I've watched three episodes of it now. I do think it's better, on balance, than the 2007 film, and I think that's due in large part to the time budget the TV series has. But if I had to distill what bothers me about this adaptation into a single word, I'd reach for "flat" again. The novel was often slowly paced, written lyrically, and wove a very rich world. Lyra's journey was allowed to unfold in the novel at a pacing that worked, at least for me.
Particularly with her discovery of how to use the alethiometer, a sort of magical compass that points at "truth" -- in the novel, she spent long hours fiddling with it, until she began to grasp intuitively how to use it. This was a slow process, and though it was clear that she was gifted with respect to the device, her learning to use it was through effort and practice, and we saw how she began to understand how to ask questions of it.
Whereas, in last night's third episode, we see Lyra learn to use it essentially in a single go, because she urgently wanted to. It was a "Use the force, Lyra!" moment that turned the novel's deliberate pacing into something more akin to a super-hero moment. Peter Parker gets bit by radioactive spider, bam! Bruce Banner gets irradiated by gamma rays, bam! Lyra wants to know what happened to her friends, bam!
While I understand why HBO decided to hit fast forward on this, it's ultimately an example of the TV adaptation feeling flat and forced to me.
HBO has made other changes that I can understand the rationale for, but don't think really improve upon the novel. For example, I'm reasonably certain that in the novel, no one was seen to be traveling between Lyra's world and others in the multiverse it is part of until the very end. HBO shows, very early in the series, one of Lyra's antagonists traveling to what is clearly our modern London, to enlist the help of a hacker to gain information about someone he suspects has also been traveling between the two worlds. While bringing this forward in the narrative isn't a fatal issue for me, it's a curious choice -- it not only doesn't really help the main plot (Lyra and the Gyptians helping her trying to discover what's being done to kidnapped children), but it also lessens the dramatic impact of the novel's end, wherein Lord Asriel is seen to travel to another world.
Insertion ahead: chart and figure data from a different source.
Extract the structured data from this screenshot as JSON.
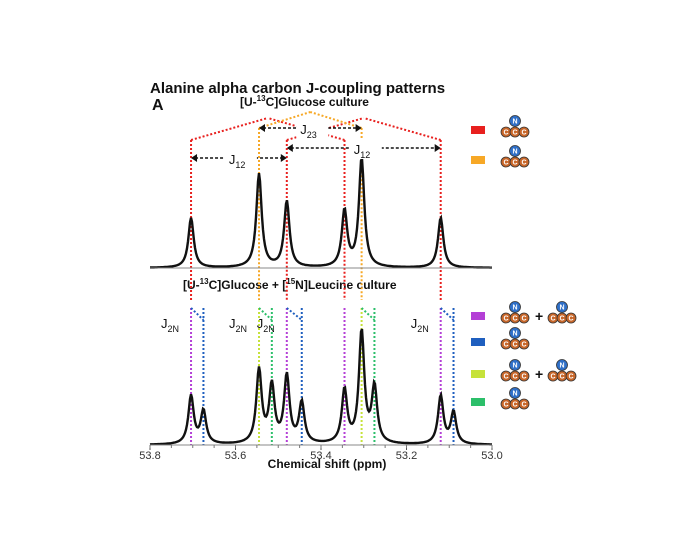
{
  "chart_data": {
    "type": "line",
    "title": "Alanine alpha carbon J-coupling patterns",
    "panel_label": "A",
    "xlabel": "Chemical shift (ppm)",
    "xlim": [
      53.8,
      53.0
    ],
    "x_ticks": [
      "53.8",
      "53.6",
      "53.4",
      "53.2",
      "53.0"
    ],
    "panels": [
      {
        "name": "[U-13C]Glucose culture",
        "title_parts": {
          "pre": "[U-",
          "sup": "13",
          "post": "C]Glucose culture"
        },
        "peaks": [
          {
            "ppm": 53.704,
            "height": 0.4
          },
          {
            "ppm": 53.545,
            "height": 0.75
          },
          {
            "ppm": 53.48,
            "height": 0.53
          },
          {
            "ppm": 53.345,
            "height": 0.45
          },
          {
            "ppm": 53.305,
            "height": 0.87
          },
          {
            "ppm": 53.12,
            "height": 0.4
          }
        ],
        "couplings": [
          {
            "label": "J",
            "sub": "23",
            "from": 53.545,
            "to": 53.305
          },
          {
            "label": "J",
            "sub": "12",
            "from": 53.704,
            "to": 53.48
          },
          {
            "label": "J",
            "sub": "12",
            "from": 53.48,
            "to": 53.12
          }
        ],
        "legend": [
          {
            "color": "#e8201e",
            "atoms": [
              "N",
              "C",
              "C",
              "C"
            ]
          },
          {
            "color": "#f7a826",
            "atoms": [
              "N",
              "C",
              "C",
              "C"
            ]
          }
        ]
      },
      {
        "name": "[U-13C]Glucose + [15N]Leucine culture",
        "title_parts": {
          "pre": "[U-",
          "sup": "13",
          "mid": "C]Glucose + [",
          "sup2": "15",
          "post": "N]Leucine culture"
        },
        "peaks": [
          {
            "ppm": 53.704,
            "height": 0.38
          },
          {
            "ppm": 53.675,
            "height": 0.26
          },
          {
            "ppm": 53.545,
            "height": 0.58
          },
          {
            "ppm": 53.515,
            "height": 0.45
          },
          {
            "ppm": 53.48,
            "height": 0.53
          },
          {
            "ppm": 53.445,
            "height": 0.32
          },
          {
            "ppm": 53.345,
            "height": 0.42
          },
          {
            "ppm": 53.305,
            "height": 0.88
          },
          {
            "ppm": 53.275,
            "height": 0.44
          },
          {
            "ppm": 53.12,
            "height": 0.38
          },
          {
            "ppm": 53.09,
            "height": 0.25
          }
        ],
        "couplings": [
          {
            "label": "J",
            "sub": "2N",
            "from": 53.704,
            "to": 53.675
          },
          {
            "label": "J",
            "sub": "2N",
            "from": 53.545,
            "to": 53.515
          },
          {
            "label": "J",
            "sub": "2N",
            "from": 53.48,
            "to": 53.445
          },
          {
            "label": "J",
            "sub": "2N",
            "from": 53.12,
            "to": 53.09
          }
        ],
        "legend": [
          {
            "color": "#b43fd6",
            "atoms": [
              "N",
              "C",
              "C",
              "C"
            ],
            "plus": true
          },
          {
            "color": "#1f5fbf",
            "atoms": [
              "N",
              "C",
              "C",
              "C"
            ]
          },
          {
            "color": "#c6e23a",
            "atoms": [
              "N",
              "C",
              "C",
              "C"
            ],
            "plus": true
          },
          {
            "color": "#2cbf6a",
            "atoms": [
              "N",
              "C",
              "C",
              "C"
            ]
          }
        ]
      }
    ],
    "colors": {
      "red": "#e8201e",
      "orange": "#f7a826",
      "purple": "#b43fd6",
      "blue": "#1f5fbf",
      "yellow_green": "#c6e23a",
      "green": "#2cbf6a",
      "carbon_fill": "#c8672a",
      "nitrogen_fill": "#2f6fc7"
    },
    "grid": false
  }
}
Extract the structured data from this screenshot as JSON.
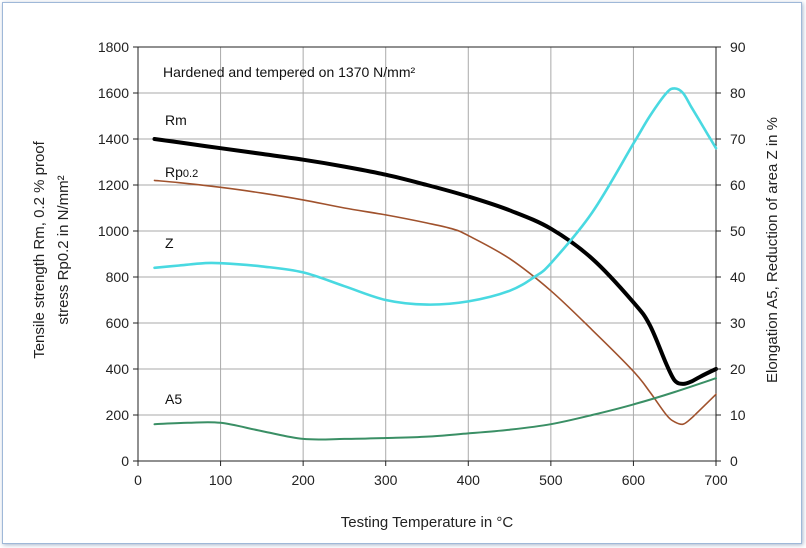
{
  "chart_data": {
    "type": "line",
    "annotation": "Hardened and tempered on 1370 N/mm²",
    "xlabel": "Testing Temperature in °C",
    "ylabel_left_line1": "Tensile strength Rm, 0.2 % proof",
    "ylabel_left_line2": "stress Rp0.2 in N/mm²",
    "ylabel_right": "Elongation A5, Reduction of area Z in %",
    "xlim": [
      0,
      700
    ],
    "ylim_left": [
      0,
      1800
    ],
    "ylim_right": [
      0,
      90
    ],
    "x_ticks": [
      "0",
      "100",
      "200",
      "300",
      "400",
      "500",
      "600",
      "700"
    ],
    "y_left_ticks": [
      "0",
      "200",
      "400",
      "600",
      "800",
      "1000",
      "1200",
      "1400",
      "1600",
      "1800"
    ],
    "y_right_ticks": [
      "0",
      "10",
      "20",
      "30",
      "40",
      "50",
      "60",
      "70",
      "80",
      "90"
    ],
    "grid": true,
    "series": [
      {
        "name": "Rm",
        "axis": "left",
        "color": "#000000",
        "x": [
          20,
          50,
          100,
          150,
          200,
          250,
          300,
          350,
          400,
          450,
          500,
          550,
          600,
          620,
          640,
          650,
          660,
          670,
          680,
          700
        ],
        "y": [
          1400,
          1385,
          1360,
          1335,
          1310,
          1280,
          1245,
          1200,
          1150,
          1090,
          1010,
          880,
          690,
          590,
          420,
          350,
          335,
          345,
          365,
          400
        ]
      },
      {
        "name": "Rp0.2",
        "axis": "left",
        "color": "#a0522d",
        "x": [
          20,
          50,
          100,
          150,
          200,
          250,
          300,
          350,
          380,
          400,
          450,
          500,
          550,
          600,
          620,
          640,
          650,
          660,
          670,
          680,
          700
        ],
        "y": [
          1220,
          1210,
          1190,
          1165,
          1135,
          1100,
          1070,
          1035,
          1010,
          980,
          880,
          740,
          570,
          390,
          300,
          200,
          170,
          160,
          185,
          220,
          290
        ]
      },
      {
        "name": "Z",
        "axis": "right",
        "color": "#49d9e1",
        "x": [
          20,
          50,
          80,
          100,
          150,
          200,
          250,
          300,
          350,
          400,
          450,
          480,
          500,
          550,
          600,
          620,
          640,
          650,
          660,
          670,
          680,
          690,
          700
        ],
        "y": [
          42,
          42.5,
          43,
          43,
          42.3,
          41,
          38,
          35,
          34,
          34.7,
          37,
          40,
          43,
          54,
          69,
          75,
          80,
          81,
          80,
          77,
          74,
          71,
          68
        ]
      },
      {
        "name": "A5",
        "axis": "right",
        "color": "#3a8f65",
        "x": [
          20,
          60,
          100,
          150,
          200,
          250,
          300,
          350,
          400,
          450,
          500,
          550,
          600,
          650,
          700
        ],
        "y": [
          8,
          8.3,
          8.3,
          6.5,
          4.8,
          4.8,
          5,
          5.3,
          6,
          6.8,
          8,
          10,
          12.3,
          15,
          18
        ]
      }
    ],
    "labels": {
      "Rm": "Rm",
      "Rp_main": "Rp",
      "Rp_sub": "0.2",
      "Z": "Z",
      "A5": "A5"
    }
  }
}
Once again, I feel like it's a sort of general flattening of the novel's narrative.
Finally, I'm surprised to find that I don't enjoy Dafne Keen's portrayal of Lyra as much as I'd hoped. Not sure if this is because I keep superimposing her character in "Logan" onto this, or if her performance just feels a bit... "Going to eleven" at times?
In another adaptation of a favorite literary series of mine, "Lord of the Rings", the films made changes that I thought ultimately helped to slim down and focus the narrative (hasta la vista, Tom Bombadil!), but also made some that I thought were dumb and unhelpful. Making the dwarf Gimli the butt of jokes, for example, was pointless and unnecessary. For me, most of HBO's changes feel like that -- "No good reason" -- than for improving upon the source material. And that's a shame, because the source was just fine.